Is AI a partner, a tool or a servant?
leaning back vs leaning in
I spent a few days this week talking to students at the University of Michigan, where I want to school. I do this every year. It’s good both to hear their perspective on life and tech, as well as force myself to see the world through their eyes as I explain it. It’s also helpful for me to remember the path I took to get where I am - it’s very easy to believe your own or other’s stories about yourself. It’s good to remember that the path wasn’t as straight as it seems looking backwards.
We talked a lot about AI, of course. One of the big topics was what skills to learn in the face of AI developments. I told the students the same thing I’ve been saying now: maker’s mind. Curiosity, persistence, grit, imagination are all what will count.
But why is that? It seems that there are two emerging perspectives on using AI (there are many perspectives on AI in general, but let’s talk here specifically about how people are trying to use it). You could probably break these down into people who treat AI as a servant or a tool?
A servant is something you lean back and direct. You give it (them) your intention and expect that intention to be satisfied without further interaction. When that intention is frustrated, you usually are annoyed - you expected the servant to do the job faithfully. Servants don’t necessarily have to be people - a vending machine is a kind of servant. Put in money, express intent, get stuff. If the stuff gets stuck (the servant fails to deliver), you’re mad! The contract is broken.
A tool is more like a partner (and maybe that’s a better word to use). With tools (or partners), we are interactive and iterative. We learn to use the tool properly (or to partner effectively), and we interactively work on a task together.
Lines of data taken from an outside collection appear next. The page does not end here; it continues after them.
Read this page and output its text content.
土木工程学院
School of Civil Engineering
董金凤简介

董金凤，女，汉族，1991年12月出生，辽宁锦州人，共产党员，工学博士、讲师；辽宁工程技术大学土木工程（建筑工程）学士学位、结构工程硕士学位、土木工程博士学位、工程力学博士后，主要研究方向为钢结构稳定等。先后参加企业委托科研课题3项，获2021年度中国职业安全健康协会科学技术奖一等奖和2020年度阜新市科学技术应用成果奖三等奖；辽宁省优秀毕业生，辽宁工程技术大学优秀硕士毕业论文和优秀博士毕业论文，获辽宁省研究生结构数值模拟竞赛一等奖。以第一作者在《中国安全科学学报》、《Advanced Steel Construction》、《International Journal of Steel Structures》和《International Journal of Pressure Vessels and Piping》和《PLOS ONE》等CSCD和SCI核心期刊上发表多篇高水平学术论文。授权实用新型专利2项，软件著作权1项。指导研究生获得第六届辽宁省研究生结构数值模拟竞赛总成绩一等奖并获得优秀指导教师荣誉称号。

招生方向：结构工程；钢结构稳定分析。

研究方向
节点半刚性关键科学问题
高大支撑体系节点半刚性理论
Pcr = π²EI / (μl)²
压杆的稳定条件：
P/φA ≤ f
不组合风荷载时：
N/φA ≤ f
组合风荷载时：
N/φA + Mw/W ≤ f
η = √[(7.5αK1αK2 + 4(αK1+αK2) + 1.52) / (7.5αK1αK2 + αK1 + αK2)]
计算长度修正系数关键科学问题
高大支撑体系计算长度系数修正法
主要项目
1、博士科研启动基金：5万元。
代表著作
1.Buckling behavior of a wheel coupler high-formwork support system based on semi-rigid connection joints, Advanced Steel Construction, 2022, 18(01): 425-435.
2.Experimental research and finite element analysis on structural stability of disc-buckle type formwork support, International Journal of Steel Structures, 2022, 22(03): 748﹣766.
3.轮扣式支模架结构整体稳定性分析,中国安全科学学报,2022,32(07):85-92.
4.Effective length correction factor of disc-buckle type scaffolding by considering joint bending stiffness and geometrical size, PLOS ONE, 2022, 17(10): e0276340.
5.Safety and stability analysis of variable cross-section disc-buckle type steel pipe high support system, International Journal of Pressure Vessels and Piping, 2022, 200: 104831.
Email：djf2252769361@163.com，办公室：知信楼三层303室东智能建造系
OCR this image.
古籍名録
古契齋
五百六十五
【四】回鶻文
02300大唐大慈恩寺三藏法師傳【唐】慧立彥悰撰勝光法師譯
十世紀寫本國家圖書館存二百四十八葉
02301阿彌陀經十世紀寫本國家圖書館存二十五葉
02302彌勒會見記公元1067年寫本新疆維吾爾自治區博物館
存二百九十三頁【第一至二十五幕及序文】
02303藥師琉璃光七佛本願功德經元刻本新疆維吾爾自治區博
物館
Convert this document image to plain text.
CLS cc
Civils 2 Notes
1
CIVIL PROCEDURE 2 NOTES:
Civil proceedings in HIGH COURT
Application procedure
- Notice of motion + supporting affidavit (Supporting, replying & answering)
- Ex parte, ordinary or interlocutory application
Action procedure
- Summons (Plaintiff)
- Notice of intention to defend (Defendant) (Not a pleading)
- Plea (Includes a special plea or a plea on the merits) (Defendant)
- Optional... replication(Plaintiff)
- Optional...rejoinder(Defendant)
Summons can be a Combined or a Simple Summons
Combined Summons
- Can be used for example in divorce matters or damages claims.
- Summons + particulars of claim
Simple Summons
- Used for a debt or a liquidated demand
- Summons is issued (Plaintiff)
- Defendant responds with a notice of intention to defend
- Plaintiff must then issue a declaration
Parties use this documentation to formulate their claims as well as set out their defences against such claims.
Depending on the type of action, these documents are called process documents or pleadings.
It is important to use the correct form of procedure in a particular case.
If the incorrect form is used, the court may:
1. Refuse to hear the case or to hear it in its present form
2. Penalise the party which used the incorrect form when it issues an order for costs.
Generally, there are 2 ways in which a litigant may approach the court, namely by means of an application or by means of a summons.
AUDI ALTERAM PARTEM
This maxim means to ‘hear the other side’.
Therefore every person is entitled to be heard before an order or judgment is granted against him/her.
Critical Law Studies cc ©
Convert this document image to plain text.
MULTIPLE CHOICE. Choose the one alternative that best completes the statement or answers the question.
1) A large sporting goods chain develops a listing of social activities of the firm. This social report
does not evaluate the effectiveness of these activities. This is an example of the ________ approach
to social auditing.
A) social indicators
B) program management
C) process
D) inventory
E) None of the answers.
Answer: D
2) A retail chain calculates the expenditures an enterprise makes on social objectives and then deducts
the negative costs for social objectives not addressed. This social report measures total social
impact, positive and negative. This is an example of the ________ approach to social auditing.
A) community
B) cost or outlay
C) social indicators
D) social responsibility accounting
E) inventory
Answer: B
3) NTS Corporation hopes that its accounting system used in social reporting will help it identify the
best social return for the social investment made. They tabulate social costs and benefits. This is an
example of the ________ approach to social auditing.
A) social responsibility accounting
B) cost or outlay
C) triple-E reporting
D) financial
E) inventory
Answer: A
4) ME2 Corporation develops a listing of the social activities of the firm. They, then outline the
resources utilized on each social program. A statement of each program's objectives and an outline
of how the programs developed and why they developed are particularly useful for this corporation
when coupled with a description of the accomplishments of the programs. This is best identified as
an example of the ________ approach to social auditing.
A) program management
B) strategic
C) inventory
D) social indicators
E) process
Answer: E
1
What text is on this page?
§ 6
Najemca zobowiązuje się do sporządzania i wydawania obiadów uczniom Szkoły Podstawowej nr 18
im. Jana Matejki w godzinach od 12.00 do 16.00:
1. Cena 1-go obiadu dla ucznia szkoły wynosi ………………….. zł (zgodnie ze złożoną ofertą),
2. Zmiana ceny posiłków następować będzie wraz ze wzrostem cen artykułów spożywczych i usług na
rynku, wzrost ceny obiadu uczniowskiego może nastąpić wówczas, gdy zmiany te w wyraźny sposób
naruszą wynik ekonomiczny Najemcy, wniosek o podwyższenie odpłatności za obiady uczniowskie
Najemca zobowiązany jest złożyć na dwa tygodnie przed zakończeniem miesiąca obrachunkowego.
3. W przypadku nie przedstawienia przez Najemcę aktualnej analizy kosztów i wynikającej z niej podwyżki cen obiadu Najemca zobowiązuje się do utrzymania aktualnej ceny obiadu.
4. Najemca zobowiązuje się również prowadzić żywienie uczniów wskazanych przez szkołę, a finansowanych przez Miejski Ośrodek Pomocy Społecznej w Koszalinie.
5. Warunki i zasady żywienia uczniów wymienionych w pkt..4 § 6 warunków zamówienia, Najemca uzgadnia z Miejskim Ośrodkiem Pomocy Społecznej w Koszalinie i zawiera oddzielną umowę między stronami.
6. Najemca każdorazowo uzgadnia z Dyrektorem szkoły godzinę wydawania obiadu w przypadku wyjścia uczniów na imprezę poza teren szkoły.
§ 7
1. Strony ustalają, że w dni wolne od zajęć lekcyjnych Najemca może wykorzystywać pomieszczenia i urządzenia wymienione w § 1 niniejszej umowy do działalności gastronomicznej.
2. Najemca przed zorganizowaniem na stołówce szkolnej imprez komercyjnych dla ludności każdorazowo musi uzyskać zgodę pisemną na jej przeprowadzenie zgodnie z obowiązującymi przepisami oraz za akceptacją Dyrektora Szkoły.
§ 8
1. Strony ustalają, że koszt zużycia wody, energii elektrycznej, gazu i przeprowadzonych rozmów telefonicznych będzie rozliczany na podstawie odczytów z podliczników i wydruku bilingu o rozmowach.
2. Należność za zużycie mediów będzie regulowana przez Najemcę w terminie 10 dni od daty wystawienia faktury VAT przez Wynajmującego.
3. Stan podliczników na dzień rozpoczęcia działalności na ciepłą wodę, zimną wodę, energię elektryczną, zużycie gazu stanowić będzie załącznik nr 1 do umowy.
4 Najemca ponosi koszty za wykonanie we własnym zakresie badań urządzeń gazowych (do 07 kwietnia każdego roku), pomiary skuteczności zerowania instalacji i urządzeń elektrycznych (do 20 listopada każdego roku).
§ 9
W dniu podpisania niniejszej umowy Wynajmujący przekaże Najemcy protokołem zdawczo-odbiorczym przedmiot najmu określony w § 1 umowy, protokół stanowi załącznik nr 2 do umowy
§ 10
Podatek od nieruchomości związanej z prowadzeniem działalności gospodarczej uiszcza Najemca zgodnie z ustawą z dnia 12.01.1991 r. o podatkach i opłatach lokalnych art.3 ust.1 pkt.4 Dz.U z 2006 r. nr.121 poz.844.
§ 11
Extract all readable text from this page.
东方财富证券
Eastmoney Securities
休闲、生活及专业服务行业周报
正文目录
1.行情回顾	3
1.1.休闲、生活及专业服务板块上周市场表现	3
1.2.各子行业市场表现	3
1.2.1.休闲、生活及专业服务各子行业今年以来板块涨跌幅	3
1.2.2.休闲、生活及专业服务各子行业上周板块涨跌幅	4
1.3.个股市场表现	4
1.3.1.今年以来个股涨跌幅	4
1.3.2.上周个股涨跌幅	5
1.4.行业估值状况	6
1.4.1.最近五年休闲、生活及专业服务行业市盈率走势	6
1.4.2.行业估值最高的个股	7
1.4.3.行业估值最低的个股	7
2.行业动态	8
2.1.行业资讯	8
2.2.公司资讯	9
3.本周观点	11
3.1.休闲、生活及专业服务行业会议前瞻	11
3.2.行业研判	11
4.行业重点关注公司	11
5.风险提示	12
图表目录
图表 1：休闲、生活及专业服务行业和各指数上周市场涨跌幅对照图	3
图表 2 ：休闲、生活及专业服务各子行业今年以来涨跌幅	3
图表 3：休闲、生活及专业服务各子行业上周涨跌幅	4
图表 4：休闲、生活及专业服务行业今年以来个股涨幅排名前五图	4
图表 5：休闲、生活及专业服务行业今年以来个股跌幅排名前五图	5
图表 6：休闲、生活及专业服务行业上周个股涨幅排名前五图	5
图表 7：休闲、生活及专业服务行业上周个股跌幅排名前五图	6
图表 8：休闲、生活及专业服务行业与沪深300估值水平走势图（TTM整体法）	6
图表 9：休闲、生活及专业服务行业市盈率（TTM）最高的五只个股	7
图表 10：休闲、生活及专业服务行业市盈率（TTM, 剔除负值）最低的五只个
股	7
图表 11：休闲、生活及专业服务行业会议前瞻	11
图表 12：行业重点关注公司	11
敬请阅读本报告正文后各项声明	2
If the tool is ineffective, we may use another tool, sharpen or otherwise modify it, or rethink our design or approach (or improve our own skills in using it).
With a servant, you lean back: you have no real agency, just the ability to direct. Most people seem to use AI this way: ask a question and hope for the best. The fear is that, eventually, AI will be able to “do everything” and there will be nothing for humans to do. I suppose, if the world is full of servants doing all tasks, and humans just lay around, that’s true. (c.f. WALL-E, or more or less any aristocratic class ever).
On the other hand, with a tool, and a maker’s mind, the world is open to you. The better your tool, and the better your skill with it, the more you can imagine and do. This is usually a feedback loop, for good makers: each achievement inspires more ambitious projects and explorations. Makers are by nature tinkerers and explorers, always looking for new things to try and to make. The compounding teams I mentioned last week are very much in the mindset of AI as a tool and are constantly tinkering with it and improving it. They’re getting incredible output as a result (and spending lots of money using it).
The world of AI is upon us, and just like the world of the internet, it will permeate and change almost everything we do. And just like the internet, you have choices about how you interact with it and consume it - some of them healthy and active (learning, building, diagnosing, educating), and some of them (I’m looking at you, social media and AI slop) not so much. But as always, what you get depends on the choice you make.
So…do you treat AI as a partner, a servant…or a tool?


I love this. When chatgpt 4 first came out, I definitely thought of it as a servant. But in the past year, I have come to relate to it in a much more dynamic way.
I use it to frame things differently than my default mode of thinking - to expand my mind outside of the reasonably narrow field I usually have. I use it to give me or highlight different contexts - not changing reality, just giving me a different shape of flashlight. I have used it to help me interpret my mom’s Alzheimer’s-related word salad, and I’ve used it to plan a backpacking trip to Catalina. It’s a collaborator.
This is a valuable perspective: "with a tool, and a maker’s mind, the world is open to you. The better your tool, and the better your skill with it, the more you can imagine and do. This is usually a feedback loop, for good makers: each achievement inspires more ambitious projects and explorations. Makers are by nature tinkerers and explorers, always looking for new things to try and to make. The compounding teams I mentioned last week are very much in the mindset of AI as a tool and are constantly tinkering with it and improving it."